Knowing Isn’t All It’s Cracked Up To Be

This week’s edition of Dymphna’s Greatest Hits requires a special explanation, because the poem featured below has never previously been published. She wrote it in the summer of 1995 as part of an extended collection that we called Therapy Poems, although its official title eventually became Intense Disclosures (which itself would require a separate essay to explain, but Wallace Stevens aficionados may recognize the reference).

Dymphna liked to say that she had been in therapy longer than Woody Allen. She had seen several therapists before I met her, but after we got together we were quite poor for almost two decades, so her opportunities for professional psychotherapeutic assistance became very infrequent.

In the mid-1990s, however, she was given the opportunity to have weekly sessions with a young psychiatrist who had just entered his residency. She was to be the central case for his thesis, or whatever it is that psychiatric residents do to achieve their final release from training and be allowed to practice. She was able to see him gratis for therapy once a week over a period of a couple of years.

She was, as she herself described it, a Difficult Patient. She knew far too much about psychology, philosophy, theology, and other esoteric subjects to be easy going for a therapist. Fortunately, her doctor was (and is) a competent, kind, considerate, and humane man, and was able to navigate the stormy seas raised by Dymphna’s psychological tempest.

Their sessions were intense, needless to say. Early in their relationship she took to writing a poem after every session, which she would then deliver to him at the start of their next meeting. At the end of his residency, when he had to terminate the therapy, she collected the poems together into a volume entitled Intense Disclosures, had it printed and bound, and gave him a copy.

To create the book, she turned all the original Word documents over to me, and I did all the formatting and indexing necessary for the print version. As a result, I have the full collection — which we always called “Therapy Poems” between ourselves until she picked out an official title — in a form that is easily accessible. “There is a Midnight” (which I posted as part of my eulogy for her), was a member of that collection, as was “Lament For My Brother”, which I posted here.

The poem below may be the best in the collection. She wrote it when she was very unhappy and angry with her therapist (as patients in psychotherapy often are). He was such a WASPy guy, with his blond hair and blue eyes, so she tweaked his nose with “To Young Dr. O’Malley From the Bi-Polar on Ward A-2”.

The poem would still be worth reading if the story ended there. However, after he had read it, he confided to her a personal detail about his life: he had recently learned that his parents had adopted him, and that his biological parents were in fact Jewish. He looked so Aryan, and had been raised a Christian, but genetically speaking, he was a Jew.

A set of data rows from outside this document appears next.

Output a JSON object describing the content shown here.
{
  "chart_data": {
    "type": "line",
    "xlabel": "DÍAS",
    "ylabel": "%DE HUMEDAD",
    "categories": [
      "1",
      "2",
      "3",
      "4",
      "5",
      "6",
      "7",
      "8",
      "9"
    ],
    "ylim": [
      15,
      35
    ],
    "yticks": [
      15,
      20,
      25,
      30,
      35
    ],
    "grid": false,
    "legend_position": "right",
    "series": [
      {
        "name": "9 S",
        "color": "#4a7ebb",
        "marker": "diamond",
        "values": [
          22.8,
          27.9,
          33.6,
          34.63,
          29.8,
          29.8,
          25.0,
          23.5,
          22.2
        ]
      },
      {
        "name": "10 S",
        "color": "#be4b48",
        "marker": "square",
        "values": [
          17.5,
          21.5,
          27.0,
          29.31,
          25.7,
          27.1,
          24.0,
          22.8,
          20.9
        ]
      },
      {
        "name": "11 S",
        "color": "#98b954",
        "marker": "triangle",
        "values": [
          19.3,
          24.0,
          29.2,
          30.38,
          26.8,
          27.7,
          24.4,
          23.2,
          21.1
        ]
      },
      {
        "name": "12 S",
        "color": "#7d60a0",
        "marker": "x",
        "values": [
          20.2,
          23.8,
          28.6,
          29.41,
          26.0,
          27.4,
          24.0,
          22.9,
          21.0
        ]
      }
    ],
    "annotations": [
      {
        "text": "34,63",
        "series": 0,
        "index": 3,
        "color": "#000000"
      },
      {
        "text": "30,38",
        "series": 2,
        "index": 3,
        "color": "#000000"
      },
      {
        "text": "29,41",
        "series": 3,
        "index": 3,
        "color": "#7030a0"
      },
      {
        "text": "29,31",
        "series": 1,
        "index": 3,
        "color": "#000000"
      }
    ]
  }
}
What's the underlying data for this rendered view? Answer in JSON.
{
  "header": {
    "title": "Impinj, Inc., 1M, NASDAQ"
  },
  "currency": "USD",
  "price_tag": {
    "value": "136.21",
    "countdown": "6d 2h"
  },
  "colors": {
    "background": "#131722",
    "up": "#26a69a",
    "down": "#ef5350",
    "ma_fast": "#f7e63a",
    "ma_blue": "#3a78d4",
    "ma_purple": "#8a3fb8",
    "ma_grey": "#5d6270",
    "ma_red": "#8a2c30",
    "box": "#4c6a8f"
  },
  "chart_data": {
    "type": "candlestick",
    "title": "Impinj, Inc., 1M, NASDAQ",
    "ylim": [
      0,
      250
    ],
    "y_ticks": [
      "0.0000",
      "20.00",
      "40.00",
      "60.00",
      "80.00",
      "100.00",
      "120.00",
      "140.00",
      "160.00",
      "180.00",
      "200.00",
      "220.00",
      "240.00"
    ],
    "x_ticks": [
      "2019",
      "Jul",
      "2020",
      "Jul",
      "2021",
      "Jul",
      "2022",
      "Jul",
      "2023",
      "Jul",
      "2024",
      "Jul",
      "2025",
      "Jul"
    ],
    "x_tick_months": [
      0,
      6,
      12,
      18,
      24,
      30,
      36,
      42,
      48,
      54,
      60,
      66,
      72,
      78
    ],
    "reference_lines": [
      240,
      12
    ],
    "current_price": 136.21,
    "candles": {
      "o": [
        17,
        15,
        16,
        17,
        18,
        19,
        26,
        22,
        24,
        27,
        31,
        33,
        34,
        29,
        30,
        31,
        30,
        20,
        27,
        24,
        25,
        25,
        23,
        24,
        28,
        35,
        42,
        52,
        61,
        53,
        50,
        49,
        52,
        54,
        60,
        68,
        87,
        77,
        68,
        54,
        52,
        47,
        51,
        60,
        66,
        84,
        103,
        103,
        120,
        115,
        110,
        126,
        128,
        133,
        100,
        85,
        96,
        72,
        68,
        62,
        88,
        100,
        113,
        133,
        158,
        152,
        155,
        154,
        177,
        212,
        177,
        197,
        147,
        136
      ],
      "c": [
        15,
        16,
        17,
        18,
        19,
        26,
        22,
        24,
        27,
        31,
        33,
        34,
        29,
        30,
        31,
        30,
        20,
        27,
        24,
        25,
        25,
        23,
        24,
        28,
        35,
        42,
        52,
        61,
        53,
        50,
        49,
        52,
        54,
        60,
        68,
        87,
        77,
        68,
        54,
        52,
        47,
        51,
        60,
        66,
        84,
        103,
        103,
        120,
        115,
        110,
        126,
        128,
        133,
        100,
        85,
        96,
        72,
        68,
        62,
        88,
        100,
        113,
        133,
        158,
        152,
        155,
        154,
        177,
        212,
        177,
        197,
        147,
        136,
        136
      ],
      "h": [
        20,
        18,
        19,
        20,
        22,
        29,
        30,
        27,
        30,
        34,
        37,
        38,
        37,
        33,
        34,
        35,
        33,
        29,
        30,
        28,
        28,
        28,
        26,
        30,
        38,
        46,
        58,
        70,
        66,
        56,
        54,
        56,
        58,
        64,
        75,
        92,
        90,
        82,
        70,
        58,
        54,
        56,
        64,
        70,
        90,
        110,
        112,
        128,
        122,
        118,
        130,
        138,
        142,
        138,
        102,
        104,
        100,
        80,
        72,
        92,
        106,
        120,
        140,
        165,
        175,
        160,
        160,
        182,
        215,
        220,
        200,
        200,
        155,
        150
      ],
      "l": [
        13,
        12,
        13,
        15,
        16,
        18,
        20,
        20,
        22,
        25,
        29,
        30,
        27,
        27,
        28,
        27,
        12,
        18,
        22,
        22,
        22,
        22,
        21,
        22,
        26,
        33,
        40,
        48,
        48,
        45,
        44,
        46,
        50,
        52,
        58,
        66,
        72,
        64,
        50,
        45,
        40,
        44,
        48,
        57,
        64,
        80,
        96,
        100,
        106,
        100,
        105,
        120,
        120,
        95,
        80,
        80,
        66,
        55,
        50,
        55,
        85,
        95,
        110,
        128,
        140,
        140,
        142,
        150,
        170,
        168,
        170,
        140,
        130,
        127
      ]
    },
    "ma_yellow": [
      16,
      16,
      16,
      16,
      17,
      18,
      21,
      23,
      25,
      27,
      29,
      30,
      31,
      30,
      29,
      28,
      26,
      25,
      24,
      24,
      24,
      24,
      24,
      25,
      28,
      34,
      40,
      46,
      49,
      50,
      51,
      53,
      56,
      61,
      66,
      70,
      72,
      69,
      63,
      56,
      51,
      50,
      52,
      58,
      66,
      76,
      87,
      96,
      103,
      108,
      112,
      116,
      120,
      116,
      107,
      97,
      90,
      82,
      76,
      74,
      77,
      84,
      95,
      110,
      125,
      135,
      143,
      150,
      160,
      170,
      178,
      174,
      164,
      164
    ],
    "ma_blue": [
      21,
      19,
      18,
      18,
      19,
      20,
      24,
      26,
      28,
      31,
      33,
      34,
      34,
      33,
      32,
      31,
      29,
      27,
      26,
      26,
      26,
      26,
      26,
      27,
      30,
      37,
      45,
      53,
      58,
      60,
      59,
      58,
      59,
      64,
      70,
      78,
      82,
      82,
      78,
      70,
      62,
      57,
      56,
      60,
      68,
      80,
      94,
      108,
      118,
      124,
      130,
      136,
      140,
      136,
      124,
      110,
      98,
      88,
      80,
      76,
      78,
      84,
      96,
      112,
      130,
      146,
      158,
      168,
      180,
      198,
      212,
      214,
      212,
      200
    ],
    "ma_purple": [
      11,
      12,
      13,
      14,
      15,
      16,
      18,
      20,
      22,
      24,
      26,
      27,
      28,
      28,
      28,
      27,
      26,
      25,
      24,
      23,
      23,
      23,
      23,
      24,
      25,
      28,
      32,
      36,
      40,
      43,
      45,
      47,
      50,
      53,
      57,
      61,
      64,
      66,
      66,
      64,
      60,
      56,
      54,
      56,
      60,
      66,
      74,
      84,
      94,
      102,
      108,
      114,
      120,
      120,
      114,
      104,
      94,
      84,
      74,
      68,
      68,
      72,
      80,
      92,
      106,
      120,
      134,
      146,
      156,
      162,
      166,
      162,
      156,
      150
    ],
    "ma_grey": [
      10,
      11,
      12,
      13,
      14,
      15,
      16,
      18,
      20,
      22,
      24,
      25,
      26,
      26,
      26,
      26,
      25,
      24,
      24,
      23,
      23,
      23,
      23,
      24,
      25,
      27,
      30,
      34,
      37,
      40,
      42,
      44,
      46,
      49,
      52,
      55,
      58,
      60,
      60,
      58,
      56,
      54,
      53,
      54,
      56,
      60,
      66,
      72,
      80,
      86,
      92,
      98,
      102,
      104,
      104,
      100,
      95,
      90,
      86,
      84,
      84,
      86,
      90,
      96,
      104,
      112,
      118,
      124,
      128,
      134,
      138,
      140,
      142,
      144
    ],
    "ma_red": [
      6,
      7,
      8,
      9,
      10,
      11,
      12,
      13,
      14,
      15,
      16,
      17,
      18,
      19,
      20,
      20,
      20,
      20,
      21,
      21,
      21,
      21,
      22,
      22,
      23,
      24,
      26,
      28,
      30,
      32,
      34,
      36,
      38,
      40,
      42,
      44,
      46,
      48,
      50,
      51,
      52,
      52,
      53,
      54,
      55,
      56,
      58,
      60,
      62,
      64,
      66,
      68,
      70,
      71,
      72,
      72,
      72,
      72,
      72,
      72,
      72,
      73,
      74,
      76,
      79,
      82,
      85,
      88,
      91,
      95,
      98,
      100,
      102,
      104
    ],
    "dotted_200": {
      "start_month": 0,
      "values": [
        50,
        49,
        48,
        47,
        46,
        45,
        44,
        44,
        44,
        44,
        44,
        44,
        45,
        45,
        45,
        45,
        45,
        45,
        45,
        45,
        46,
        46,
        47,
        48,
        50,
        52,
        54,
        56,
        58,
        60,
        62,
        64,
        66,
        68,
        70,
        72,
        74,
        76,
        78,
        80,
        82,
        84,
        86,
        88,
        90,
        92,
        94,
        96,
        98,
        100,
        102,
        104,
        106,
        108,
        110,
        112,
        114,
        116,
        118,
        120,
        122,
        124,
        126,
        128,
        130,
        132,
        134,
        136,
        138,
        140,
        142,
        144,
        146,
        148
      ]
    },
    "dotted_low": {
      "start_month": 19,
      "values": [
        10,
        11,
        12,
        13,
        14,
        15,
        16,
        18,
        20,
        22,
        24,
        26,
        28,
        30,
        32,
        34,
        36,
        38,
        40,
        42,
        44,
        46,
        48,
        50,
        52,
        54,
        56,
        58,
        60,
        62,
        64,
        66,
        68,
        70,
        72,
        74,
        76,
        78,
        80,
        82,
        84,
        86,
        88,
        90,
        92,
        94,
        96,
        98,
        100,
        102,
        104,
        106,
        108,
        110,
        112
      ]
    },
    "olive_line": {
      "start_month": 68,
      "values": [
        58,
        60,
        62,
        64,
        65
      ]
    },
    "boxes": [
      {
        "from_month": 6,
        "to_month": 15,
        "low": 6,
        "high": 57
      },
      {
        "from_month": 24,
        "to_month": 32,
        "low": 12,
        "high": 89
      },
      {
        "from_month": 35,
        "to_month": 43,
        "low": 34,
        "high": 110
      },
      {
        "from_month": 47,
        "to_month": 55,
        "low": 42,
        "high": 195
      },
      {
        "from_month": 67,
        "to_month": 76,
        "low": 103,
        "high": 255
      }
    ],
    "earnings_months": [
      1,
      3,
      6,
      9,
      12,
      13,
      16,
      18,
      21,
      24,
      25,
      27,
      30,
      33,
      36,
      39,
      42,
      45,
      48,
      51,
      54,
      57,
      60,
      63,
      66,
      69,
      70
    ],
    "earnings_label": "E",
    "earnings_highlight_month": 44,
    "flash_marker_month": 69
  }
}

Not an old one, though. Not yet.

The poem is below the jump. By the way: “O’Malley” is not his real surname, so there’s no point in searching the lists of accredited Virginia psychiatrists to try and find him.

To Young Dr. O’Malley From the Bi-Polar on Ward A-2

by Dymphna

I don’t need you.
I need an old Jew.
One gone soft in the belly
But still hard in the head…
Who would use “animus”
In conversation, without being Jungian.
Who doesn’t find the spiritual “heavy going”
(Though he might be skeptical).
One on whom the concept of tennis
Would weigh like a stone.

I want an old Jew.
Not you.
One with gravy stains on his tie,
Who wears felt slippers to sessions
And sometimes his fly
Flies at half mast
Because, coming back from the bathroom
He detoured to look up a word
And got lost in a thesaurus of associations.

I want an old Jew.
Not you.
One who has negotiated
A sturdy peace with the memory
Of his mother. Whose daughter
Writes for money. One from New York,
This Jew, who has got through the wilderness
And come back with a sackful of locusts.
He’s not afraid to share.

I want an old Jew.
Not some shiksa’s child
Who hasn’t sustained a fall
He couldn’t get up from;
A therapist without any
Visible means of angst.

I want an old Jew.
Not you.
One who knows
That knowing isn’t all
It’s cracked up to be.
One who has turned on
The same spit of suffering,
Over the same coals of envy,
One who could give me the Yiddish
Precisely for this, my very same dilemma.

I want an old Jew.
He would understand.

5 thoughts on “Knowing Isn’t All It’s Cracked Up To Be

    • Second your sentiment.

      Can definitely feel a subtle whiff of the psyche ward about it (not uncommon for poets), but some metaphors are deep and thought provoking.